The only possible future is dissolution. But, once again, it would be a mistake to think of this movement chronologically. It is a current that is subject to the main laws, that's all. No one can guide him in a direction other than his own nature.
I do not quite share Vindsval's point of view. Obviously, if we compare the current period to the previous ones, it would seem that we no longer find the fervour and spontaneity of yesteryear. But I still believe it's because things are hidden. Behind an indefinite stereotype, there are always sincere works and currents that persist in the Way.
I know you're a big fan, like me, of Burzum and Bathory. What fascinated and obsessed you about these geniuses?
Their Works are complete. Even decades after their release, their power, their strength remain intact. These albums represent a form of perfection, they possess this transcendence, this perfect symbolism. I still feed on them, they're part of me now.
The first time I listened to Bathory, I found myself propelled into a dimension that was still unknown to me. And thirty years later, the impact of a "Hammerheart" is still there.
I was lucky, I was there at the right time, in the right place to fully appreciate Bathory. I don't think anyone who at 20 years old right now can fully embrace these albums. Each generation has its own lighthouse.
I think that these two geniuses, as you say, have really and lastingly marked a certain number of people who find themselves under an influence
In the end, there's not much to say about it. Being obsessed with this kind of group is part of an inner journey that cannot be described in simple words.
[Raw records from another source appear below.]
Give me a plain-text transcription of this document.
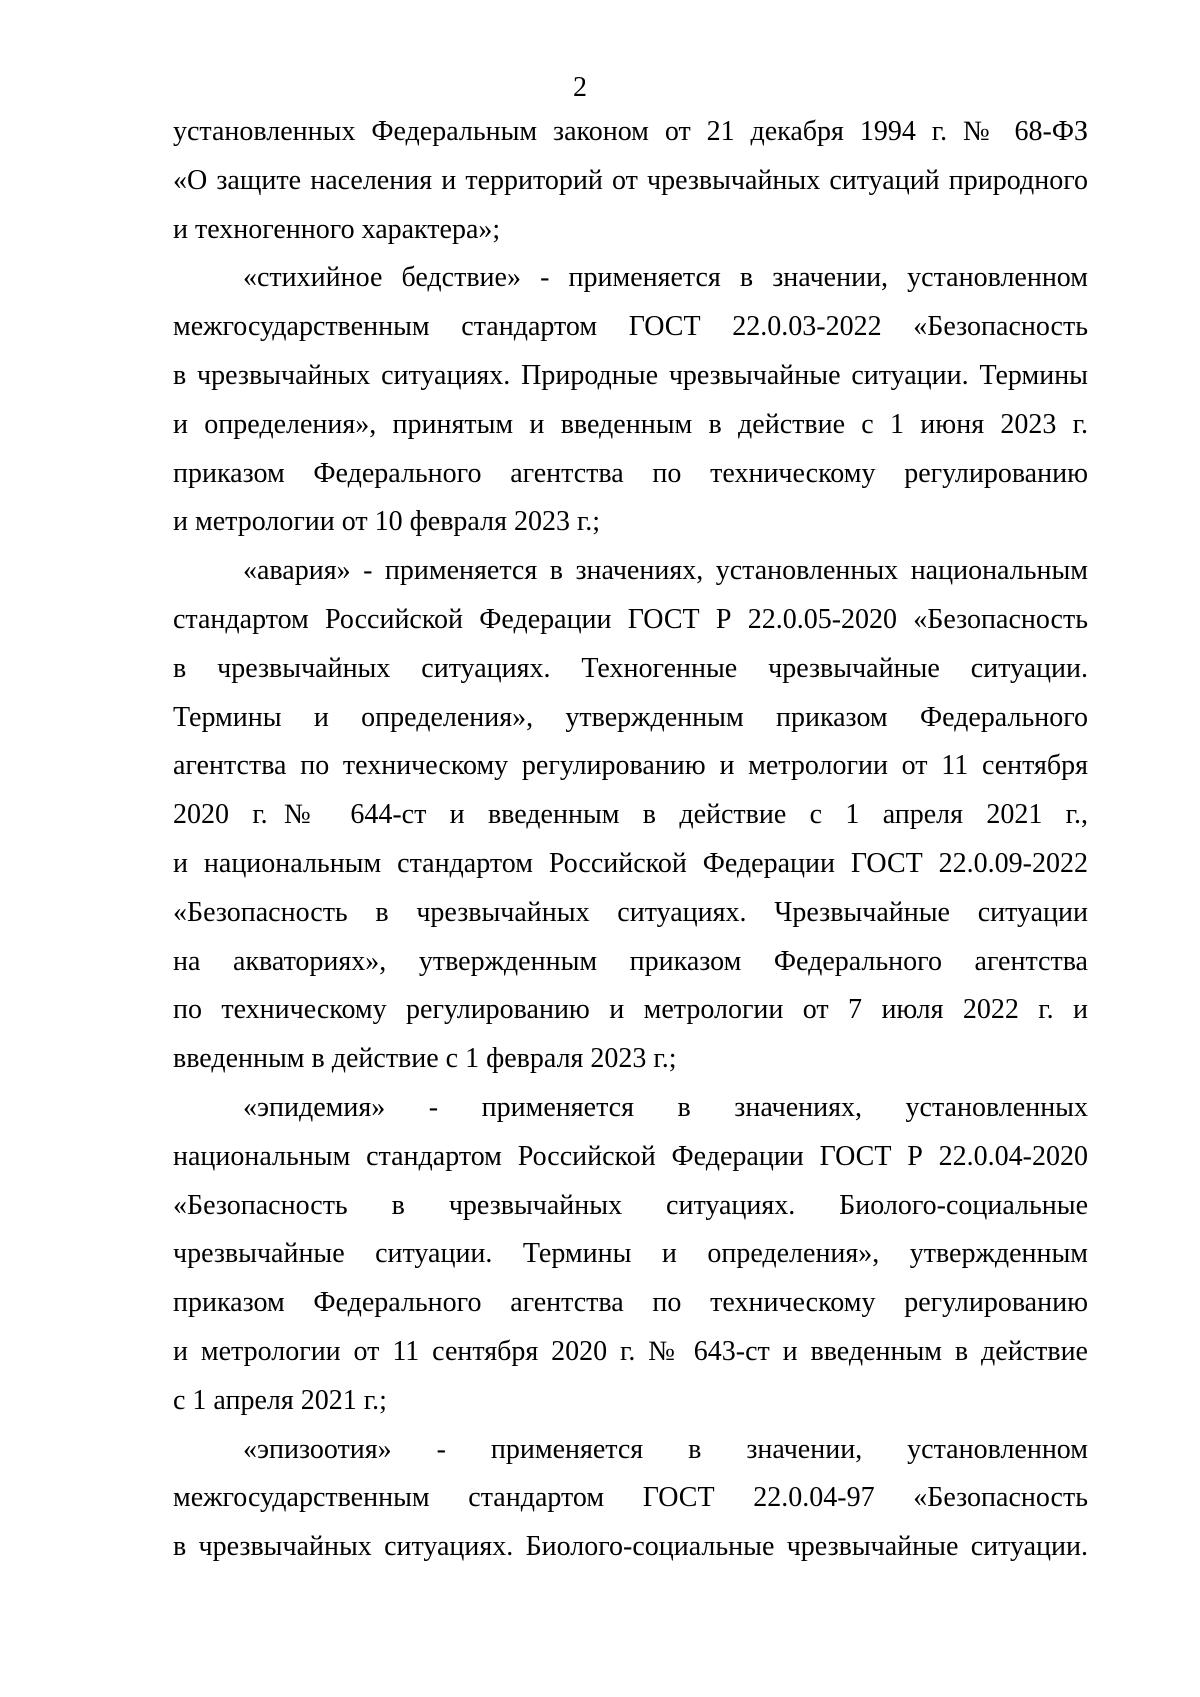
2

установленных Федеральным законом от 21 декабря 1994 г. № 68-ФЗ
«О защите населения и территорий от чрезвычайных ситуаций природного
и техногенного характера»;

«стихийное бедствие» - применяется в значении, установленном
межгосударственным стандартом ГОСТ 22.0.03-2022 «Безопасность
в чрезвычайных ситуациях. Природные чрезвычайные ситуации. Термины
и определения», принятым и введенным в действие с 1 июня 2023 г.
приказом Федерального агентства по техническому регулированию
и метрологии от 10 февраля 2023 г.;

«авария» - применяется в значениях, установленных национальным
стандартом Российской Федерации ГОСТ Р 22.0.05-2020 «Безопасность
в чрезвычайных ситуациях. Техногенные чрезвычайные ситуации.
Термины и определения», утвержденным приказом Федерального
агентства по техническому регулированию и метрологии от 11 сентября
2020 г.№ 644-ст и введенным в действие с 1 апреля 2021 г.,
и национальным стандартом Российской Федерации ГОСТ 22.0.09-2022
«Безопасность в чрезвычайных ситуациях. Чрезвычайные ситуации
на акваториях», утвержденным приказом Федерального агентства
по техническому регулированию и метрологии от 7 июля 2022 г. и
введенным в действие с 1 февраля 2023 г.;

«эпидемия» - применяется в значениях, установленных
национальным стандартом Российской Федерации ГОСТ Р 22.0.04-2020
«Безопасность в чрезвычайных ситуациях. Биолого-социальные
чрезвычайные ситуации. Термины и определения», утвержденным
приказом Федерального агентства по техническому регулированию
и метрологии от 11 сентября 2020 г. № 643-ст и введенным в действие
с 1 апреля 2021 г.;

«эпизоотия» - применяется в значении, установленном
межгосударственным стандартом ГОСТ 22.0.04-97 «Безопасность
в чрезвычайных ситуациях. Биолого-социальные чрезвычайные ситуации.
You also play in Asphodèle, with Spellbound by Aorlhac and Audrey by Malnuit? Can you tell us about it?
Yes. Asphodel is Spellbound and Audrey's project, and they were looking for musicians to make it all happen. They asked me if I could take care of the guitars, and I accepted with joy. I really like the style of Asphodèle, it reminds me a little of the Forbidden Site spirit. There is a primary aspect, a little naive, against the current, in which I fully recognize myself. Wilheim then took care of the battery.
It was a very good experience, I really enjoyed doing it, for once I wasn't "in charge", it's rather relaxing.
The album is coming out soon I hope it will be well received.
It's up to you to conclude:
Thank you Pierre for this interview.
Hoping that everything will end in Joy.